Internet "relance" aussi les bibliothèques. En juillet 1997, la Bibliothèque des Nations Unies à Genève a ouvert un Cyberespace de vingt-quatre postes informatiques en libre accès avec plusieurs dizaines de CD-ROM en réseau et connexion Internet. Or "la consultation électronique induit une plus grande consultation imprimée et un renforcement de toutes les formes de recherche". Dépassant les prévisions les plus optimistes du personnel de la bibliothèque, ce Cyberespace est désormais un catalyseur qui amène un nouveau public, jeune, varié et enthousiaste, à consulter les collections imprimées et à utiliser aussi les autres services de la bibliothèque.

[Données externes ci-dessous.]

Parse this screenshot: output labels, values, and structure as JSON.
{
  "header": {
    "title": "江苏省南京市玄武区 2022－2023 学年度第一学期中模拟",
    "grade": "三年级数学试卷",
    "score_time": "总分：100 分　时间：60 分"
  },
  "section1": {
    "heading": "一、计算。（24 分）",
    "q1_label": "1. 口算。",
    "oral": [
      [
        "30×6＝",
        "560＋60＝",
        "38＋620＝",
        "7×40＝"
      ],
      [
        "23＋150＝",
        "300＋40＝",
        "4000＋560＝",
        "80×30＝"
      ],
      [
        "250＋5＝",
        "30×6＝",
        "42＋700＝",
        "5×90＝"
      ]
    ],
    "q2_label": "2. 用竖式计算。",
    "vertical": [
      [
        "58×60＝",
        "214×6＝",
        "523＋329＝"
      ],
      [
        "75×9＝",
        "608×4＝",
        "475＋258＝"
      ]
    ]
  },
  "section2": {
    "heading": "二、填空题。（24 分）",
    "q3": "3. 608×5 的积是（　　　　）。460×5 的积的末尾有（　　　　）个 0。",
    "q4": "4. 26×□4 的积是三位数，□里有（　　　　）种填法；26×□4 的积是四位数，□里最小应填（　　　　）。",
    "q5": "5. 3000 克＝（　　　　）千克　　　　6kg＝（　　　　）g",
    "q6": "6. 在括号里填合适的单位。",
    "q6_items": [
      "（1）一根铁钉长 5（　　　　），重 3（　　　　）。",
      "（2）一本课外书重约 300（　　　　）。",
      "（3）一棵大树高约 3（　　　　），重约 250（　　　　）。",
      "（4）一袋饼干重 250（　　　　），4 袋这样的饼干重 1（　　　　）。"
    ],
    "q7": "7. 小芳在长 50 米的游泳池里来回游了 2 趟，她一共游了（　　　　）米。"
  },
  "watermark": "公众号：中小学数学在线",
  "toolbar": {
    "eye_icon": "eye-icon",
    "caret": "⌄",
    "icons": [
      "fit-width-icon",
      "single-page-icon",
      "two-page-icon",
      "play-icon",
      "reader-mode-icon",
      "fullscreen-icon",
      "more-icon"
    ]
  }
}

Un deuxième Cyberespace de six postes informatiques a été ouvert en avril 1998, avec une vue imprenable sur le lac Léman et la chaîne des Alpes.
Le futur sera-t-il le cyberespace décrit dans les dernières pages de Chaos et cyberculture de Timothy Leary (Paris, Editions du Lézard, 1997)? Totalement différent de notre univers actuel, ce "monde d'information pure" serait un immense espace situé au milieu de banques de données stockées dans de hautes tours scintillantes.
"Toute l'information du monde est à l'intérieur. Et grâce au cyberespace, tout le monde peut y avoir accès. Tous les signaux humains contenus jusque-là dans les livres ont été numérisés. Ils sont enregistrés et disponibles dans ces banques de données, sans compter tous les tableaux, tous les films, toutes les émissions de télé, tout, absolument tout."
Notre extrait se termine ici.